The survey defined a surprise medical bill as:
- Treatments by non-network providers that fell under the expanded definition of emergency services (including post-stabilization care)
- Non-emergency services by a non-network provider delivered at an in-network facility (hospital, hospital outpatient, ambulatory surgery)
Based on surveyed claims data from the first two months of 2022, the study concluded that the NSA prevented more than 2 million potential surprise medical bills among all commercially insured patients. Should the trend hold, more than 12 million surprise bills will be avoided in 2022 due to the NSA. No specific estimate, however, was provided with respect to plans that are self-insured, and the data is limited to claims that would not otherwise be subject to a state surprise billing law.
This study revealed that there were 600,000 NSA-eligible claims in the commercial insurance market in January and February 2022. That is .23% of all commercial claims. However, due to the substantial delay in claims processing, the study estimated that the actual number of NSA-eligible claims exceeded 2 million during the first two months of 2022.

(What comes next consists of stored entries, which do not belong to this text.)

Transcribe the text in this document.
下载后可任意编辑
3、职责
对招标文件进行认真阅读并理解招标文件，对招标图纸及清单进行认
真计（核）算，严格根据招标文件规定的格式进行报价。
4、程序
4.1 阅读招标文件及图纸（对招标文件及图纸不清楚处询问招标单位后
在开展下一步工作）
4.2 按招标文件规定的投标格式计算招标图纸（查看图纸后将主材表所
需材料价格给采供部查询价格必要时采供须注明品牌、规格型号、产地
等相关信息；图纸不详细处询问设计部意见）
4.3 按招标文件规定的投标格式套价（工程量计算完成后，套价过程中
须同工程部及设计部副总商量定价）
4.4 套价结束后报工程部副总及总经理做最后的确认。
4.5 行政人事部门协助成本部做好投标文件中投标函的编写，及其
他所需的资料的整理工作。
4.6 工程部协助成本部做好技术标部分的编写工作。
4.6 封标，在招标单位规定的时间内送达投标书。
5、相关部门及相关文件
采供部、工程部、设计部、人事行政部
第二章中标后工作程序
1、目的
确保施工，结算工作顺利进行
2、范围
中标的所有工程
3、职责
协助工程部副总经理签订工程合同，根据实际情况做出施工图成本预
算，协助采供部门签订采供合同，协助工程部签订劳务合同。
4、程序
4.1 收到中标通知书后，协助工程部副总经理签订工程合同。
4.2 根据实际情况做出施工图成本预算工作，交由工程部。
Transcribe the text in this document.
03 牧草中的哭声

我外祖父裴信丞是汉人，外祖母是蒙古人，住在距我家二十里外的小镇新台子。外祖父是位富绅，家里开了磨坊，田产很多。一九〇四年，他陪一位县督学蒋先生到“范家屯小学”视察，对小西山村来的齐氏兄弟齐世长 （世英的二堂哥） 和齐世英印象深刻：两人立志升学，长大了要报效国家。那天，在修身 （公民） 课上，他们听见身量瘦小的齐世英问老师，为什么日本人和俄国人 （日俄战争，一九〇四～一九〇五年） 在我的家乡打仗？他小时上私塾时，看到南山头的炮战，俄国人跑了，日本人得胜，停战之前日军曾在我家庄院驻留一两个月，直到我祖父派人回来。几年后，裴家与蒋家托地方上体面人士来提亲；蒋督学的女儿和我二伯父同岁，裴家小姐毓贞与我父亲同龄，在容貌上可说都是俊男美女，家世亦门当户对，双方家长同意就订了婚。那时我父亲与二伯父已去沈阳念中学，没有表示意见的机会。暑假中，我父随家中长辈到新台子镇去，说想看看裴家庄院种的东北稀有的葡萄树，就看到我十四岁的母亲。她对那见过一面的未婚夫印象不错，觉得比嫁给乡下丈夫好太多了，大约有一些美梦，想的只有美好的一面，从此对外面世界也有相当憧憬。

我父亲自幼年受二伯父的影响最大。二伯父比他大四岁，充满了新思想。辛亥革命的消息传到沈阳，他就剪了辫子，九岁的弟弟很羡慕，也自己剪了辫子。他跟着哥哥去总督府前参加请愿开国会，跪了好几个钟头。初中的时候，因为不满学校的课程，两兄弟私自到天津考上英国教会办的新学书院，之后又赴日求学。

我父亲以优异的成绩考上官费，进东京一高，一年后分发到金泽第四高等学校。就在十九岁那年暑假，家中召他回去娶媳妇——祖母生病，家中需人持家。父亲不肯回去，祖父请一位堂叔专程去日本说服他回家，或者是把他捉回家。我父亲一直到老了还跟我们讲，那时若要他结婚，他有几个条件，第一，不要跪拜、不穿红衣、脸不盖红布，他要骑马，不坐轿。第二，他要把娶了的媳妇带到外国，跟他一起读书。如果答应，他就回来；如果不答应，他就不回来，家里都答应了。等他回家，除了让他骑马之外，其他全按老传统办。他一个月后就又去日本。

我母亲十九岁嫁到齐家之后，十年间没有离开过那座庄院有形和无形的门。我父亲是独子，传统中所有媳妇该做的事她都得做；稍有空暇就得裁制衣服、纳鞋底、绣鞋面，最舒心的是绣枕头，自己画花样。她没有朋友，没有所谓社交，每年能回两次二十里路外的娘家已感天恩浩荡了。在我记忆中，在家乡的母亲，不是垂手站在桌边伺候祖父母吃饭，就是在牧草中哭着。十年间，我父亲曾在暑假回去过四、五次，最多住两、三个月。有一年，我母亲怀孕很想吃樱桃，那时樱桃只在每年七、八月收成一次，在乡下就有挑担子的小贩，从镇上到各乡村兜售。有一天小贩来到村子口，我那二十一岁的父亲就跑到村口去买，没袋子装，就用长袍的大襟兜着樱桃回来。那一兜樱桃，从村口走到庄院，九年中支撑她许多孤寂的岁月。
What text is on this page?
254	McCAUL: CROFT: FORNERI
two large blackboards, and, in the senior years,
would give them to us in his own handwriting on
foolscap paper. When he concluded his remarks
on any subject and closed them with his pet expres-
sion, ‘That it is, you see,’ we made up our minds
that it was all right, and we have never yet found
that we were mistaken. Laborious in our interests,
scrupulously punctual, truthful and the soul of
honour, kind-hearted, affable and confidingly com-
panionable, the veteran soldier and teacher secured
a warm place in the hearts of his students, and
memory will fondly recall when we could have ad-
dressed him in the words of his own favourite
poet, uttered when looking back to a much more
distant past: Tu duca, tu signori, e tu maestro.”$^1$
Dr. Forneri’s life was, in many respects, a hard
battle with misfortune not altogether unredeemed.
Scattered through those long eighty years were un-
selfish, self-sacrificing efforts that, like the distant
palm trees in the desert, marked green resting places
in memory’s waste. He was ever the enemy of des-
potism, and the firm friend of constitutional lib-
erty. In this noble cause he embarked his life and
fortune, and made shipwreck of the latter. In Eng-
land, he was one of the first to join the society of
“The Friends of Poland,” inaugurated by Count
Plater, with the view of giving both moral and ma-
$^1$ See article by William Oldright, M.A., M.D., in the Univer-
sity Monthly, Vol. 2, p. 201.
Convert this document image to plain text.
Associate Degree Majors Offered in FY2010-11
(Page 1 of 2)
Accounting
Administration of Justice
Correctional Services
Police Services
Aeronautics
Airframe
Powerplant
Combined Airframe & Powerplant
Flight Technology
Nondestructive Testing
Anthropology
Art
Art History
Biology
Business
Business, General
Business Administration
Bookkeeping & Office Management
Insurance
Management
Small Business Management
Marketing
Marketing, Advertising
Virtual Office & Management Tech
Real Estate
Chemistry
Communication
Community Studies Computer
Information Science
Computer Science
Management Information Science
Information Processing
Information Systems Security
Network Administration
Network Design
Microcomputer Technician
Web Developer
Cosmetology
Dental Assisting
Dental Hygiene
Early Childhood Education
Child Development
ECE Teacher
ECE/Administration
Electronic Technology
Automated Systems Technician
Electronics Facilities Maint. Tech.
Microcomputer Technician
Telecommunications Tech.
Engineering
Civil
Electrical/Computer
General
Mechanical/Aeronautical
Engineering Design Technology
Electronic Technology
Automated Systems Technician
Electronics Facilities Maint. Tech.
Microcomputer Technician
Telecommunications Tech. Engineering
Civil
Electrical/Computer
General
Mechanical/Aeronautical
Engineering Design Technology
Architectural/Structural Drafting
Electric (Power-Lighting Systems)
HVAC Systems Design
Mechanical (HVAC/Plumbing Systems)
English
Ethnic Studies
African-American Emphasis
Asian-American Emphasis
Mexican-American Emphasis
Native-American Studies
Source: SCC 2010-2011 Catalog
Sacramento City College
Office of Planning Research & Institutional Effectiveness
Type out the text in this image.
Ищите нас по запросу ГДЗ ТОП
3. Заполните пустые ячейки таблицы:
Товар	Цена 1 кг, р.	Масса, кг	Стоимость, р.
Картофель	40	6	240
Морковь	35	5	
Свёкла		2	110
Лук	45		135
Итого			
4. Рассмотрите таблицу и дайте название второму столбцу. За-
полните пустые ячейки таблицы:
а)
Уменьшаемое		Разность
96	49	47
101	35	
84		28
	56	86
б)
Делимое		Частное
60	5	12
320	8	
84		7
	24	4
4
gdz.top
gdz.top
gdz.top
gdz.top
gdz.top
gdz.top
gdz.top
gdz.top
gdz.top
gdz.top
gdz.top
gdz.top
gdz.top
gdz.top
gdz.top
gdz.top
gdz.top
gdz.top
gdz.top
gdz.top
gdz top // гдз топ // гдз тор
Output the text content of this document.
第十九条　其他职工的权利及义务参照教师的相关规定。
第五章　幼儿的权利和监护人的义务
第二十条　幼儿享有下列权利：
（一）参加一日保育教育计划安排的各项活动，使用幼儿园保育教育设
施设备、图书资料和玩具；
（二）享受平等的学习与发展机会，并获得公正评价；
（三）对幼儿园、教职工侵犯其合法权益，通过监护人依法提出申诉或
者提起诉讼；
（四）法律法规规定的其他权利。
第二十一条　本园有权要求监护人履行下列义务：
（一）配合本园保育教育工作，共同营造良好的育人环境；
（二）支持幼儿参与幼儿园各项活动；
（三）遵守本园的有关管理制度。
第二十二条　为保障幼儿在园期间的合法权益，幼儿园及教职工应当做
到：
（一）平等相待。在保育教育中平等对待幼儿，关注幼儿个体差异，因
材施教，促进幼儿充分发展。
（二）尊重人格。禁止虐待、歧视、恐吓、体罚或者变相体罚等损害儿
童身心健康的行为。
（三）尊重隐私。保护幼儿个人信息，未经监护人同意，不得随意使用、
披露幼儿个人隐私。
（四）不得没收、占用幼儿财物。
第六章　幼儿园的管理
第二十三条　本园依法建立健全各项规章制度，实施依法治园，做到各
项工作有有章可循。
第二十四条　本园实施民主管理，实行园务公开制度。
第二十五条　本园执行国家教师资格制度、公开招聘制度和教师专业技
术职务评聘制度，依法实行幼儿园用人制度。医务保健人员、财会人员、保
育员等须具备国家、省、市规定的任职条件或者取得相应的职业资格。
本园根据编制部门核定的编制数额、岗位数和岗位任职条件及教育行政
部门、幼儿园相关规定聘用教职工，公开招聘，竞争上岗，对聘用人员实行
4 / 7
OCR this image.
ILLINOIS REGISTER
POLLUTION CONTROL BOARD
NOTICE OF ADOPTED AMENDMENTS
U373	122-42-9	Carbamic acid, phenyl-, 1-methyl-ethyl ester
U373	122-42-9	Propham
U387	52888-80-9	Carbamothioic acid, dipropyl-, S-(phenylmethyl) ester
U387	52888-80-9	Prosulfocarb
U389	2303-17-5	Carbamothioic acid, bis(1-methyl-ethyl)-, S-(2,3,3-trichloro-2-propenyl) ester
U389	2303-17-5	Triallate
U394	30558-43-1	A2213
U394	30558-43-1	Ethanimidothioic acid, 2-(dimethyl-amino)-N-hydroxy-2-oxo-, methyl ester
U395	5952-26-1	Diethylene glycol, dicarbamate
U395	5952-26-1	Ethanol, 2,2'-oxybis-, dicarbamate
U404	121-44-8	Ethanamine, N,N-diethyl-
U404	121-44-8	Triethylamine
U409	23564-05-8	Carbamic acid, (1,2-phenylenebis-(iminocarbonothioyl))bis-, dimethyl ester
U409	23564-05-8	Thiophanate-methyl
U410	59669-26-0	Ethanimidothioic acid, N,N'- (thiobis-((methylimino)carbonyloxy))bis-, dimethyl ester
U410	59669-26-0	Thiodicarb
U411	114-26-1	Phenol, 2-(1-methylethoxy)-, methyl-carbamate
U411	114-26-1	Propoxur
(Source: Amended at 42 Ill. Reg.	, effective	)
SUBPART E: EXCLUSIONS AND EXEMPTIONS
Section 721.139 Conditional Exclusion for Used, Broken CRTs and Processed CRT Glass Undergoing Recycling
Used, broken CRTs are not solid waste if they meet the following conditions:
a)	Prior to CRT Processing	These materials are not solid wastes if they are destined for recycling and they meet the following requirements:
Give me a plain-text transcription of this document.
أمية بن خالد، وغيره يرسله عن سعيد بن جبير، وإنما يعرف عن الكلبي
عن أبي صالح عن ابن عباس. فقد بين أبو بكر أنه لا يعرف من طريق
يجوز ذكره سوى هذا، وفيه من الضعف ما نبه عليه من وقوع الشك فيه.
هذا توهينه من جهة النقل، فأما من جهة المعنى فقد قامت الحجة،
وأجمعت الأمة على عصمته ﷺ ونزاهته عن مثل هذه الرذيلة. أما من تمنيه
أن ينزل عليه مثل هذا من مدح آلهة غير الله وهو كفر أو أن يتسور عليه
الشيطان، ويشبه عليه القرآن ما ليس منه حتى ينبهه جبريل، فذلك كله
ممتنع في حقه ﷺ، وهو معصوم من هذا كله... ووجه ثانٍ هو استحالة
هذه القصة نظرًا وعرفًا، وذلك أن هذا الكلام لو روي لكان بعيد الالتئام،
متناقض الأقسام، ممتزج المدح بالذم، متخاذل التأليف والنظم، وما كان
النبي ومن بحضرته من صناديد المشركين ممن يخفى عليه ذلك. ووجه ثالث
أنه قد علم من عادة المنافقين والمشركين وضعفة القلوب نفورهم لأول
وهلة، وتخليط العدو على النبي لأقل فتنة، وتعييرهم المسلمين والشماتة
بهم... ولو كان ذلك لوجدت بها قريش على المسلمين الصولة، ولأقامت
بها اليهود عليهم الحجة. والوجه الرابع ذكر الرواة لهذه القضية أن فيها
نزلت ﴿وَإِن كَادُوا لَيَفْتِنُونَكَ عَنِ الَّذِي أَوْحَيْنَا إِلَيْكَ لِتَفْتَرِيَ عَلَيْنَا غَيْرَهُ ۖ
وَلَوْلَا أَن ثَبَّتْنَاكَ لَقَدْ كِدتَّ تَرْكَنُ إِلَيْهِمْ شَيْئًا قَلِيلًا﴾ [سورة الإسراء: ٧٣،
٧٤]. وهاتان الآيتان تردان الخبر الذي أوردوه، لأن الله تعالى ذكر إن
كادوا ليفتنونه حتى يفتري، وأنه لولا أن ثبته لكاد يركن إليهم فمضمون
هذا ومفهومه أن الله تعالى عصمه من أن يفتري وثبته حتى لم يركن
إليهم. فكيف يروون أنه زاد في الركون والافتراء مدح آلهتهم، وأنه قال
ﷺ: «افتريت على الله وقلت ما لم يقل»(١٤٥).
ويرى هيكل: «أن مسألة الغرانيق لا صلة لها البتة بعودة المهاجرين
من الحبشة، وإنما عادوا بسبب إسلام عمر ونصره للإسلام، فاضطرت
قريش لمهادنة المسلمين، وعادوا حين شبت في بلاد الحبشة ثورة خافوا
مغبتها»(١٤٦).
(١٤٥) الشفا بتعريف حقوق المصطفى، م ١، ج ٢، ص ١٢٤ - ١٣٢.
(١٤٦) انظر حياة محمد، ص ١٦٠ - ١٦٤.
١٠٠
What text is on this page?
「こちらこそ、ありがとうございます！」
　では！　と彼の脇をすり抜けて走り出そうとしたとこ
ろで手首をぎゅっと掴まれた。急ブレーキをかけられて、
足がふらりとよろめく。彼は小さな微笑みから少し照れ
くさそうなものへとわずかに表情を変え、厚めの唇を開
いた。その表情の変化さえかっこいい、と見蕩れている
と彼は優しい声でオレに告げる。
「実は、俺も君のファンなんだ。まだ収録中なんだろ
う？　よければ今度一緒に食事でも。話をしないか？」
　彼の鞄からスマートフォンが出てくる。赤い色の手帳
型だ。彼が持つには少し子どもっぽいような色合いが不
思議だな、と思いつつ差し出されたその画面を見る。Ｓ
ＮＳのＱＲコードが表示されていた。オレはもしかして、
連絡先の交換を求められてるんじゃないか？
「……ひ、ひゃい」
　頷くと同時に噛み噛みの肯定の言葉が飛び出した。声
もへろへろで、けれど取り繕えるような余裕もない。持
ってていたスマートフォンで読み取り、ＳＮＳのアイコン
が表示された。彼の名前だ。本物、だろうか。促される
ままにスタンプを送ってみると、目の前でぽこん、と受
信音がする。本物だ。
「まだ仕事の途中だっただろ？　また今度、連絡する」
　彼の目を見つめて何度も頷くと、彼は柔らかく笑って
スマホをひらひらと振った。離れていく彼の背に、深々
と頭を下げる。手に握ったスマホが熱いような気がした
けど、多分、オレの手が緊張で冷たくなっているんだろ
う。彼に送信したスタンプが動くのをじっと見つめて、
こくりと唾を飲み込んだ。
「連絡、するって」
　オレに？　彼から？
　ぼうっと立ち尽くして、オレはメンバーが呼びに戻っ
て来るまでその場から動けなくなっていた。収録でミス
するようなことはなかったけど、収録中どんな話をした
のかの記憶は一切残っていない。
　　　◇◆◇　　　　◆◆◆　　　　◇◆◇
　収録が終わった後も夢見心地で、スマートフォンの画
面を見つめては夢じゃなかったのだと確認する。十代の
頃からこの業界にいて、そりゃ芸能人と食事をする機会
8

If accurate, the majority of employer-sponsored health plans will be impacted because, according to the annual Kaiser survey, approximately 75% of participants in employer-sponsored health plans incorporate a PPO design – either a traditional PPO or HSA or HRA capable coverage.
What Does That Mean for Plan Sponsors?
More expense, perhaps a lot more expense.
It means that in 2022, more than 2 million claims will have expenses that would have been excluded as non-covered charges. It also means that the same number of claims will have expenses that will be adjudicated subject to in-network, not out-of-network cost sharing.
Based on past studies, this could have a significant impact on plan benefits because:
- The average deductible applied to out-of-network expenses is 90% higher than the in-network deductible
- The average out-of-pocket expense maximum for out-of-network services is 120% higher than the out-of-pocket expense maximum for in-network expenses
- Most PPO designs do not cross-apply out-of-network such expenses to apply to both deductibles and both out-of-pocket expense maximums.
Participants will initially see a modest reduction in point of purchase cost sharing. However, as the cost of coverage increases, expect both employer and employee-paid contributions to increase.
Responding to Changes that Increase the Cost of Coverage
How have plan sponsors responded to increased coverage costs in the past? In general, point of purchase cost sharing has not kept pace with inflation. Participants have largely been insulated from health care inflation. Instead, plan sponsors have shared the increased cost of coverage with participants through higher employer and employee contributions.
So, a compliance-only approach is likely to result in the following:
- Reduced incentives for participant efforts in selecting quality, in-network providers
- Erosion of the point of purchase cost sharing designed into your plan
- Increases in employer and employee contributions
- Reduced incentives for in-network providers to negotiate over price
Plan sponsors should take strategic action – changes that go far beyond simple compliance to ensure that their employer-sponsored, self-insured plans incorporate the most effective strategies available today for the “health and wealth” of their participants. A strategic response could include design changes that would return you plan to the intended levels of cost sharing – while also securing the benefits of the No Surprises Act for participants.
- Adding a Health Savings Account capable coverage option, “done right”
- Adopting a “pure” Reference Based Pricing (RBP) plan design so that reference pricing would apply to all covered expenses
You could wait five years and look back to see whether the cost sharing pattern of the past five decades continues – or worsens! Or you could respond strategically today.